The upheaval of exile seems to have sparked a deep need in Allende for romance and sex. Tiring of her saintly husband, she had several affairs and fell in love with a dashing Argentinian. He had the wrong star-sign, so she returned to her (irritatingly) forgiving husband and stayed another nine years. During this time, she temporarily revived his business fortunes with Amerindian magical spells. The money from her first novels enabled her to leave him finally when he was again down on his luck; she does not defend her actions. After several more love affairs, a one-night stand with a twice-divorced and heavily tattooed Californian improbably blossomed into her current blissfully happy marriage. But for a skull on one arm, Allende's husband has had all the tattoos removed, which, apparently, supports her theory about the power of love.

Paula never recovered from her illness. She died in California in late 1992, after months of coma, a harrowing ordeal described here in unforgettable detail.

The personal qualities which make Paula a moving and attractive book—defenceless optimism ("I never, ever imagined that the blow would fall on one of my children"), effusive generosity, an enormous, even disruptive, capacity for love, a rage for fairness, a winsome credulousness and beguiling if wearying self-absorption—are not always effective qualities in Allende's novels. At worst, her fiction is sentimental and escapist. There are too many shadowy ghosts lurking in the wings; too much significant dreaming, fated encountering, horoscopy and clairvoyancy.
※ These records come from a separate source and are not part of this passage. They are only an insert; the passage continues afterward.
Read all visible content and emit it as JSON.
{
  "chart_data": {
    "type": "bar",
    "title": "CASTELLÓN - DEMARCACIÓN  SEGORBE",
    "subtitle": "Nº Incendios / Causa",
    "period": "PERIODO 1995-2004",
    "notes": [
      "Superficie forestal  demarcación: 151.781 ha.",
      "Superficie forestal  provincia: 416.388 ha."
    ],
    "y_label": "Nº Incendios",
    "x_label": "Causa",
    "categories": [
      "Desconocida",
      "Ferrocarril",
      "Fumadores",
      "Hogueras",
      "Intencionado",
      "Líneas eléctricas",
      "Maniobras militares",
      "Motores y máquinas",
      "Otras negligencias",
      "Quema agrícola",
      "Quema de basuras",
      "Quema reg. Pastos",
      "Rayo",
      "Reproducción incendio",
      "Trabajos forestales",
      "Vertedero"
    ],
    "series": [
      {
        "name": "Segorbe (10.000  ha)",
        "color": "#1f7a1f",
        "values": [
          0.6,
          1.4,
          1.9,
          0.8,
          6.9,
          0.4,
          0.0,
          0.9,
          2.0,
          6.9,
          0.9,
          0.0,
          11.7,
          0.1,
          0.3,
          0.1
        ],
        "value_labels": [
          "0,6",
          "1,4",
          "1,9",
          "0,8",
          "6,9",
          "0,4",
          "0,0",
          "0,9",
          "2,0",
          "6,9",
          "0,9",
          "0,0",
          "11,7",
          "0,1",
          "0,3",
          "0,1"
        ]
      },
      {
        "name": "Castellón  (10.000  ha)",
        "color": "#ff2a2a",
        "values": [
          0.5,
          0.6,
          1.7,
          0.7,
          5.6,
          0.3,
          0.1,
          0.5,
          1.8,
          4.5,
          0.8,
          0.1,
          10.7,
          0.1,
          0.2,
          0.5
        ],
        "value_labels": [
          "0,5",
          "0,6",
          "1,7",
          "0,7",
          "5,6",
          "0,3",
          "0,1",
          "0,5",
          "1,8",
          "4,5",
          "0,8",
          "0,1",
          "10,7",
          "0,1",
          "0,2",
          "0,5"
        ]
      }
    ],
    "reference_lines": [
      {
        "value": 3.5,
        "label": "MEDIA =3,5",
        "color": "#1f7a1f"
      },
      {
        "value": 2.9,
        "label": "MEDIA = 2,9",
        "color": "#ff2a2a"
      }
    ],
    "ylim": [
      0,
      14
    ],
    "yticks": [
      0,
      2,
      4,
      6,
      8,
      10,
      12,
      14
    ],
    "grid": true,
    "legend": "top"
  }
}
Love scores too many easy goals; too many sighing heroines find meaning in the arms of left-wing hunks, too many scoundrels have hearts of gold.

But the formula obviously works for millions of readers, and this book suggests that the secret may be the likeable, unaffected, kindly, slightly dotty personality which glows through in Allende's novels. And, her books are, in fact, a real force for good. She, more than anyone else, has brought the attention of readers throughout the world to the evil of right-wing Latin-American dictatorships, particularly the sadism and mediocrity of Pinochet's restoration of "Christian civilization". Faith in the redemptive power of romance, as portrayed in her novels, may not be fashionable or sophisticated, but it is hardly the worst intellectual sin a person can commit.